Always confirm the exact local rate for your specific city or county — the combined average (8.86%) is a statewide mean and may differ from your actual checkout rate. Large purchases like vehicles, appliances, or electronics are where the difference between state-only and combined rates matters most. Keep receipts that show the tax rate used; this helps verify correct tax was charged and supports any refund claims for exempt purchases. If you are making a business purchase, check whether your state offers a sales tax exemption certificate to avoid paying tax on resale items.

Chicago Sales Tax: 10.25% Combined — Highest Major U.S. City

This Illinois sales tax calculator uses the 8.86% statewide average, but Chicago has the highest combined sales tax of any major U.S. city at 10.25%: 6.25% state + 1.25% Cook County + 1.25% City of Chicago + 1.0% Regional Transportation Authority (RTA) + 0.5% Metropolitan Pier and Exposition Authority. A $1,000 electronics purchase in Chicago = $102.50 sales tax vs $62.50 in Indiana (just across the border, 7% combined). For groceries, Illinois applies a reduced 1% state rate (one of the lowest grocery tax rates), but Chicago adds local rates so grocery tax in the city = 2.25%. Per Illinois Department of Revenue tax rate lookup, you can verify the exact rate for any Illinois ZIP code.

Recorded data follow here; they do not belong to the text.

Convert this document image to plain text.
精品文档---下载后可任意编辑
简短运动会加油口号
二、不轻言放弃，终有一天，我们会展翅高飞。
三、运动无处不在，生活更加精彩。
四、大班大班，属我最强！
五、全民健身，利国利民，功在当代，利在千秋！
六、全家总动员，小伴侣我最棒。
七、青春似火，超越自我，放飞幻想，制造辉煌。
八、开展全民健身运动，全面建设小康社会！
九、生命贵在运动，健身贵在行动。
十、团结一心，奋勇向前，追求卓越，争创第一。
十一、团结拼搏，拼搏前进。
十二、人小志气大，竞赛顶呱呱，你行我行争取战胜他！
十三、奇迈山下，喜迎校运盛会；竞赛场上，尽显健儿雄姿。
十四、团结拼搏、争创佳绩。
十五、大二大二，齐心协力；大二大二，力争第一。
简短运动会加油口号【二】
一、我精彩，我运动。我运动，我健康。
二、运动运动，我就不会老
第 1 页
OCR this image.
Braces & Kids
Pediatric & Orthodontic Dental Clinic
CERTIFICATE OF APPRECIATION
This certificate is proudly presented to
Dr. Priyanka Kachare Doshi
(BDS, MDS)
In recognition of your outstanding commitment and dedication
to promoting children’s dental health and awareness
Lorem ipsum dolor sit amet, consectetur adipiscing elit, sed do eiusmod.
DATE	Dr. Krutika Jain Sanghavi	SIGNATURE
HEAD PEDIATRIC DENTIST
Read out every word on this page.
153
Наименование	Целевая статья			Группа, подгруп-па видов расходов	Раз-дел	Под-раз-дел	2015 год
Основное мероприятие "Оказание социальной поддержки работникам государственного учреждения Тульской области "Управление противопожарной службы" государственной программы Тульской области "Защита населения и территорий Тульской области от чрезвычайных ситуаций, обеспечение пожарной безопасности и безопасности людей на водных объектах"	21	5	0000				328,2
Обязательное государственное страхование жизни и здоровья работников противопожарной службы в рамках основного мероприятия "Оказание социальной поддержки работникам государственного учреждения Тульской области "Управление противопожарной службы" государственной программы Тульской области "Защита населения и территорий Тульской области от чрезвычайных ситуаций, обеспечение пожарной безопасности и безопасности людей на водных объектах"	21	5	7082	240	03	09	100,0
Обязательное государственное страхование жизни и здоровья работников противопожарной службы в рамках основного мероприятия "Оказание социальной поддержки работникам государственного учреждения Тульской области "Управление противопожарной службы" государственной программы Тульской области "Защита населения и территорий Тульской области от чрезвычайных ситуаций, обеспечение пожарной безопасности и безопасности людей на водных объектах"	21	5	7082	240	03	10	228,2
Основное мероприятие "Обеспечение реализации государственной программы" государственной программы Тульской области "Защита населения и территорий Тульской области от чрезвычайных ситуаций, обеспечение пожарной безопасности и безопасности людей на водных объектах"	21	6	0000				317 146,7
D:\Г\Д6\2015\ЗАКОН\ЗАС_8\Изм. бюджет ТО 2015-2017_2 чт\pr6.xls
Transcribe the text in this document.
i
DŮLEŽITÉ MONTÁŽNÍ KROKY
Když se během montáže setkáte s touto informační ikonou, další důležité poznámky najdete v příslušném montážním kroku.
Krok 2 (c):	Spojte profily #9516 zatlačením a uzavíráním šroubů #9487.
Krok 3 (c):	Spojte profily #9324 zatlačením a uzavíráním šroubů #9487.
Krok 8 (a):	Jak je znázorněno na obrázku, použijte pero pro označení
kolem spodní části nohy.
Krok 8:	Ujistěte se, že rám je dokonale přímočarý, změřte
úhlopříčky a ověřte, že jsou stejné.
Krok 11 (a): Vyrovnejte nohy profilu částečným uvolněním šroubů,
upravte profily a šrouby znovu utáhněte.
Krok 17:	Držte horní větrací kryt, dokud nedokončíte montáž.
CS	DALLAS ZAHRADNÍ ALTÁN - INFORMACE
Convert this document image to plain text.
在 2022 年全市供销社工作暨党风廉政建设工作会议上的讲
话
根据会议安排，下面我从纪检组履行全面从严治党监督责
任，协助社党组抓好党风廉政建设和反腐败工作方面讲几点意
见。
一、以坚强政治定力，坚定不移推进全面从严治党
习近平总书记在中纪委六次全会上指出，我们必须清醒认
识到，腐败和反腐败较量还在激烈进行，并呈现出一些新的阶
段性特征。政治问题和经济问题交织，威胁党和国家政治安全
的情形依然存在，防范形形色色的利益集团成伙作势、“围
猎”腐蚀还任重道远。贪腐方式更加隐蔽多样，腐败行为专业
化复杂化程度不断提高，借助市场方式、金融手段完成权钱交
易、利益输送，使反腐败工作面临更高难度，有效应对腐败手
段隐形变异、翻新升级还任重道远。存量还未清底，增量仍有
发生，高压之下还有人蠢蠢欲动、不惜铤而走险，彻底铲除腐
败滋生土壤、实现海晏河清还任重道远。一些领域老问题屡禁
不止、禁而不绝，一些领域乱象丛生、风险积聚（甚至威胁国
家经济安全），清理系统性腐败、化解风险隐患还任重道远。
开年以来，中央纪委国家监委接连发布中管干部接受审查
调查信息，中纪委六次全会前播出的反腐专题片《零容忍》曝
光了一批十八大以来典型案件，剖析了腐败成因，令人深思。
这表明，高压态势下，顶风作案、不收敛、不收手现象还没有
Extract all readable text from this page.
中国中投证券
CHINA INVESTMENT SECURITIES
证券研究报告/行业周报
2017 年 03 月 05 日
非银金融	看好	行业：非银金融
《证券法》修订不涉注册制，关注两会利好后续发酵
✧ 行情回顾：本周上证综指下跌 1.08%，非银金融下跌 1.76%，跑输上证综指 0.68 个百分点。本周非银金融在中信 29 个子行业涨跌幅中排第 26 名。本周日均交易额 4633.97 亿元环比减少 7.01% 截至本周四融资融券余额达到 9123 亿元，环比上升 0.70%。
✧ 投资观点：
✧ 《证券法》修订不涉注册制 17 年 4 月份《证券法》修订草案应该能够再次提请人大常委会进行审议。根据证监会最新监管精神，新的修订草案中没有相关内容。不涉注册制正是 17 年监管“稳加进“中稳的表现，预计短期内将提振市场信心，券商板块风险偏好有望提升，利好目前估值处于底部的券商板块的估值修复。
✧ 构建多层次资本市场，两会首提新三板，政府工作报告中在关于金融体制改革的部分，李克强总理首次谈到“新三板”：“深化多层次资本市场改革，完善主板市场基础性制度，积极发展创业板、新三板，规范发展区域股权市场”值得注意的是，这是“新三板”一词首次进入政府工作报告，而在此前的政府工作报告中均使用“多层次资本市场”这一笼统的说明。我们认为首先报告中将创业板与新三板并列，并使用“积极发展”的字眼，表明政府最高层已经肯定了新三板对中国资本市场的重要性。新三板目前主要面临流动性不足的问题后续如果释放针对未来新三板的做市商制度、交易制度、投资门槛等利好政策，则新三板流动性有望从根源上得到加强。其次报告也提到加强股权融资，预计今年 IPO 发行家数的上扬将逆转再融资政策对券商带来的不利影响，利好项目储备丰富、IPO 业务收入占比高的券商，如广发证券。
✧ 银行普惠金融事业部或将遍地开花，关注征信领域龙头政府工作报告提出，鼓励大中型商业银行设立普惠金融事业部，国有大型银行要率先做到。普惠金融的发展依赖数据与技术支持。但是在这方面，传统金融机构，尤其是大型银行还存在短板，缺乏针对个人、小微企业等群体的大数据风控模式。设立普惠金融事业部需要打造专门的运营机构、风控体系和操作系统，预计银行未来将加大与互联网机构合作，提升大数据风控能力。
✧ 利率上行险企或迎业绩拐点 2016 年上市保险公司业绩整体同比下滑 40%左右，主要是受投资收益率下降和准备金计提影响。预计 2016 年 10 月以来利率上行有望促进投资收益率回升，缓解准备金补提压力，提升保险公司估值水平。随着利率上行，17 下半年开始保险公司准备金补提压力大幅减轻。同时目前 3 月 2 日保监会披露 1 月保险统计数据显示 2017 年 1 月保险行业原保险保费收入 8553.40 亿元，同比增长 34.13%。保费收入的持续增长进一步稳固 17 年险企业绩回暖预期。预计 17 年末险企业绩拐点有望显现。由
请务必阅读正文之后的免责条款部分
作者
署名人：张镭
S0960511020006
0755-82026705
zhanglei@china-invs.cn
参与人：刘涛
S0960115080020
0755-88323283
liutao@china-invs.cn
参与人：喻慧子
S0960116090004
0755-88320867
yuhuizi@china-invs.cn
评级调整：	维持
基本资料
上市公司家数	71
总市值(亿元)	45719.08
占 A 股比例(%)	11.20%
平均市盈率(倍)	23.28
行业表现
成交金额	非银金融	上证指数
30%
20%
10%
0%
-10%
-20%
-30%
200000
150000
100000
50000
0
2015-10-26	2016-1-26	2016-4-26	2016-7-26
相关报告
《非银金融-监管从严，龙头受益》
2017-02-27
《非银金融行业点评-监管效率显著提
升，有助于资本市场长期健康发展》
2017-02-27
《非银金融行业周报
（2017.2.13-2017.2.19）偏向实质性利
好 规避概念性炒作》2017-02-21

Illinois Sales Tax Rate by Major City (2026)

Use this 2026 reference table to confirm the combined rate at your destination — the statewide 8.86% average is meaningless if you live in Chicago or shop in the suburbs. Rates sourced from the Illinois Department of Revenue Tax Rate Database:

If you live in a high-rate Cook County suburb and shop a few miles into DuPage (Naperville/Wheaton, 7.75%) or across the IN border (East Chicago, 7.0%), the savings on a single $2,000 appliance is roughly $50–$65. Illinois enforces use tax on out-of-state vehicle purchases though, so border-shopping mostly works for small/medium items. Updated 2026-06-26.

Illinois Grocery Tax Elimination 2026: What Changed on January 1

Effective January 1, 2026, Illinois eliminated the 1% state grocery tax entirely — the first major change to grocery taxation since 2008. This was passed as part of the FY2026 state budget and applies to all unprepared food items sold for home consumption (see Illinois Department of Revenue publications). However, LOCAL grocery taxes (typically 1.25% in Chicago and Cook County) remain — so a grocery bill in Chicago is now 1.25% instead of the previous 2.25%. Downstate cities without local grocery add-ons (Peoria, Rockford, Champaign) now have TRUE $0 grocery tax. Restaurant meals, candy, soft drinks, and prepared foods still tax at the full combined city rate (10.25% in Chicago, 7.75%–9.75% elsewhere). This is one of the largest state-level consumer tax cuts of 2026 and saves an average Illinois household roughly $80–$120/year on groceries. Updated 2026-07-12.